El sistema indirecto permite utilizar cargas mayores de R-290 en las unidades chiller sin las restricciones impuestas por la ocupación de espacios refrigerados, siempre y cuando el área de equipos cumpla con las especificaciones de seguridad.

Seguridad mejorada y cumplimiento normativo: todo el refrigerante inflamable permanece en la zona clasificada, y los chillers cuentan con detección continua de fugas, además de estar instalados en el exterior.
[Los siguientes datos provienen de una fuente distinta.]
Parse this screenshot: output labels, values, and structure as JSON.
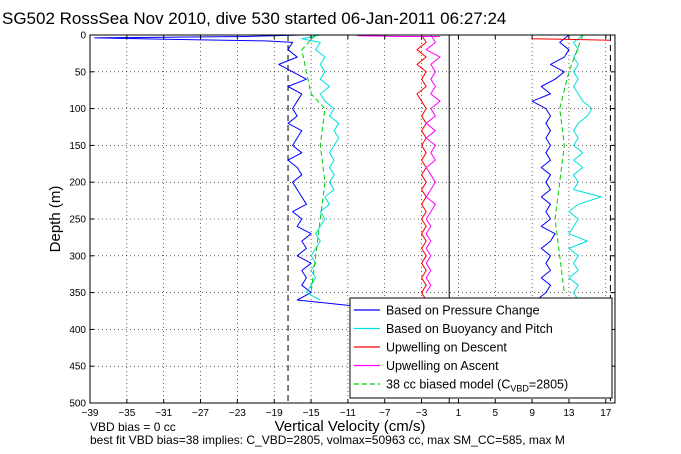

Esto asegura la máxima seguridad operativa en todo momento.

Eficiencia operativa en condensación extrema: el R-290 mantiene un COP superior incluso a temperaturas de condensación elevadas (50-55 °C), lo que se traduce en menores costos energéticos y una operación más fiable en climas cálidos.

Flexibilidad y mantenimiento: la modularidad del sistema y el uso de componentes estándar facilitan el mantenimiento y permiten una rápida adaptación a futuras expansiones o cambios en la demanda de refrigeración.

 

Resultados y beneficios clave

La implementación de este sistema R-290 en el CEDIS de Hermosillo arrojó los siguientes resultados:

  • Reducción de la huella de carbono: al utilizar un refrigerante con un PCG de 3 (comparado con miles para los HFC), el impacto ambiental se minimizó drásticamente.
  • Alta fiabilidad operativa: el sistema mantiene una operación estable y eficiente durante los picos de temperatura más altos, sin interrupciones ni pérdida de capacidad.
  • Cumplimiento con regulaciones futuras: posiciona al CEDIS a la vanguardia en el cumplimiento de las normativas ambientales más estrictas para refrigerantes.
  • Sistema constructivo con mejor costo: materiales de instalación más económicos (p. ej., tubería de PVC frente a cobre); ultrabaja carga de refrigerante: 60 kg de R-290 frente a 700 kg de R-449A.

  • Costo de equipo de refrigeración: inversión inicial ligeramente mayor en sistemas de refrigeración con R-290 en comparación con sistemas de refrigerante sintético.
  • Ahorro energético: reducción del consumo energético que compensa la inversión inicial (el sistema en R-449A consume 4,25 % más que el sistema en R-290).

 

Conclusiones

El propano R-290 es un refrigerante natural altamente eficiente, con un PCG extremadamente bajo y un PAO nulo. Esto lo posiciona como una alternativa favorable frente a los refrigerantes sintéticos HFC y HFO, ya que cumple con las normativas ambientales internacionales más estrictas y contribuye a la reducción de emisiones de gases de efecto invernadero.

Aunque el R-290 presenta ventajas significativas en eficiencia energética, costo y compatibilidad con materiales, su principal desafío es su alta inflamabilidad. Por ello, su uso requiere estrictas normas de seguridad, un diseño adecuado, capacitación técnica especializada y sistemas de detección y ventilación que minimicen los riesgos operacionales, de modo que se garantice un manejo seguro en aplicaciones comerciales e industriales. La normativa internacional y las buenas prácticas en el diseño e instalación de sistemas con R-290 establecen límites rigurosos para la carga máxima de refrigerante, distancias de seguridad y medidas específicas para las instalaciones donde estarán los equipos. Estas regulaciones aseguran una operación segura y eficiente y permiten la implementación exitosa del R-290 en sistemas modernos de refrigeración, incluso en proyectos industriales a gran escala, como lo demuestra el caso de estudio en México.